The reforms that were discussed—but not made—in 2005 and 2006 illustrate broad concerns about reservation shopping:
- requiring that lands taken into trust for gaming be “where the Indian tribe has its primary geographic, social and historical nexus.”
- requiring “public notice and an opportunity to comment and a public hearing” when the Department of the Interior is determining whether gaming should be allowed on an “initial reservation” or “restored lands,” two exceptions to IGRA. (The Cowlitz Tribe has applied for both exceptions.)
- requiring governor and state legislature concurrence with federal gaming decisions.
- requiring that tribes within 75 miles of the proposed land acquisition concur.
- requiring a county referendum to be held before the regional Bureau of Indian Affairs can recommend a land acquisition for gaming.
- eliminating off-reservation gambling for tribes that already have reservation land.
Cowlitz situation discussed by Senate committee
The Cowlitz Tribe’s restored lands application process became the subject of concern in a U.S. Senate Indian Affairs Committee hearing Feb. 1, 2006, and led to a call for regulations to govern IGRA.

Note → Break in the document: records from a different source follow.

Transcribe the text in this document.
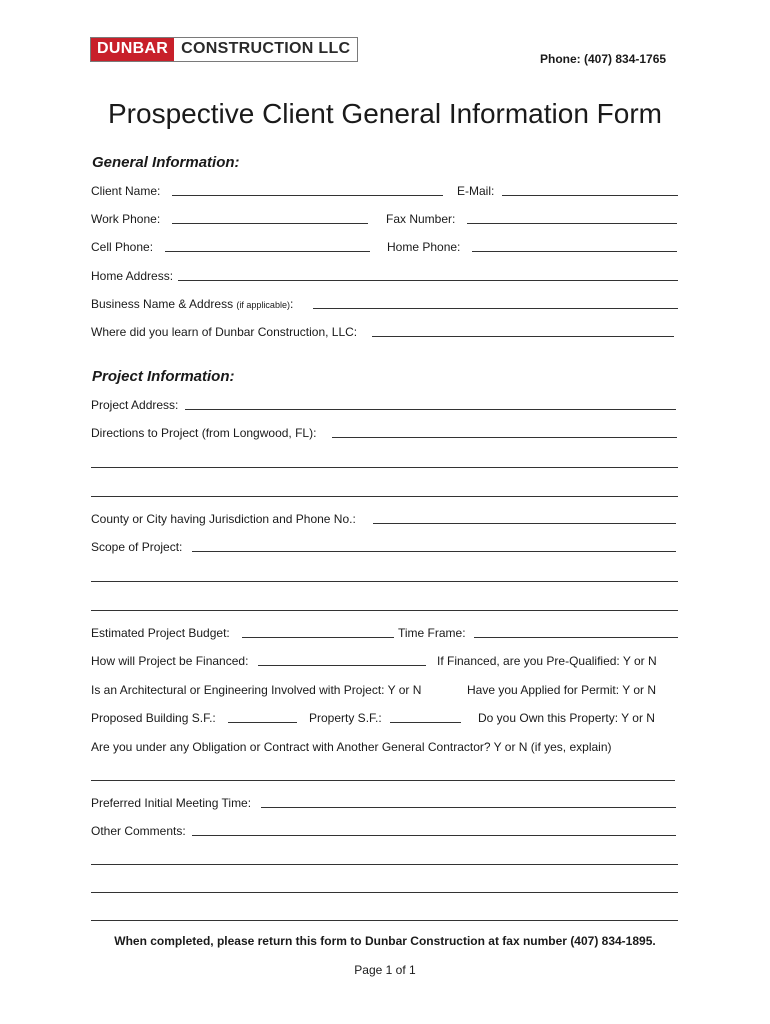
DUNBAR CONSTRUCTION LLC
Phone: (407) 834-1765
Prospective Client General Information Form
General Information:
Client Name:	E-Mail:
Work Phone:	Fax Number:
Cell Phone:	Home Phone:
Home Address:
Business Name & Address (if applicable):
Where did you learn of Dunbar Construction, LLC:
Project Information:
Project Address:
Directions to Project (from Longwood, FL):
County or City having Jurisdiction and Phone No.:
Scope of Project:
Estimated Project Budget:	Time Frame:
How will Project be Financed:	If Financed, are you Pre-Qualified: Y or N
Is an Architectural or Engineering Involved with Project: Y or N	Have you Applied for Permit: Y or N
Proposed Building S.F.:	Property S.F.:	Do you Own this Property: Y or N
Are you under any Obligation or Contract with Another General Contractor? Y or N (if yes, explain)
Preferred Initial Meeting Time:
Other Comments:
When completed, please return this form to Dunbar Construction at fax number (407) 834-1895.
Page 1 of 1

Sen. John McCain (R-Ariz.) told National Indian Gaming Commission (NIGC) counsel Penny Coleman that “communities, local governments and other tribes affected by the Cowlitz proposal seem to have been caught completely off guard” by the NIGC restored lands opinion, which was released in November 2005. He asked her, “What’s going on here?”
Addressing the Senate Committee on Indian Affairs, Coleman called the manner in which the Cowlitz Tribe had applied—by tying the restored lands application to the time-sensitive gaming ordinance—“an anomaly.” She said, “…when the tribe came to us and told us they were going to do it, we were not exactly thrilled with it because we knew that this was a very unusual situation….”
Ridgefield resident Al Alexanderson told the committee that the NIGC’s opinion gave Clark County residents a “sense of betrayal.”
Sen. McCain directed the Department of the Interior to create rules for implementing IGRA and said they are long overdue.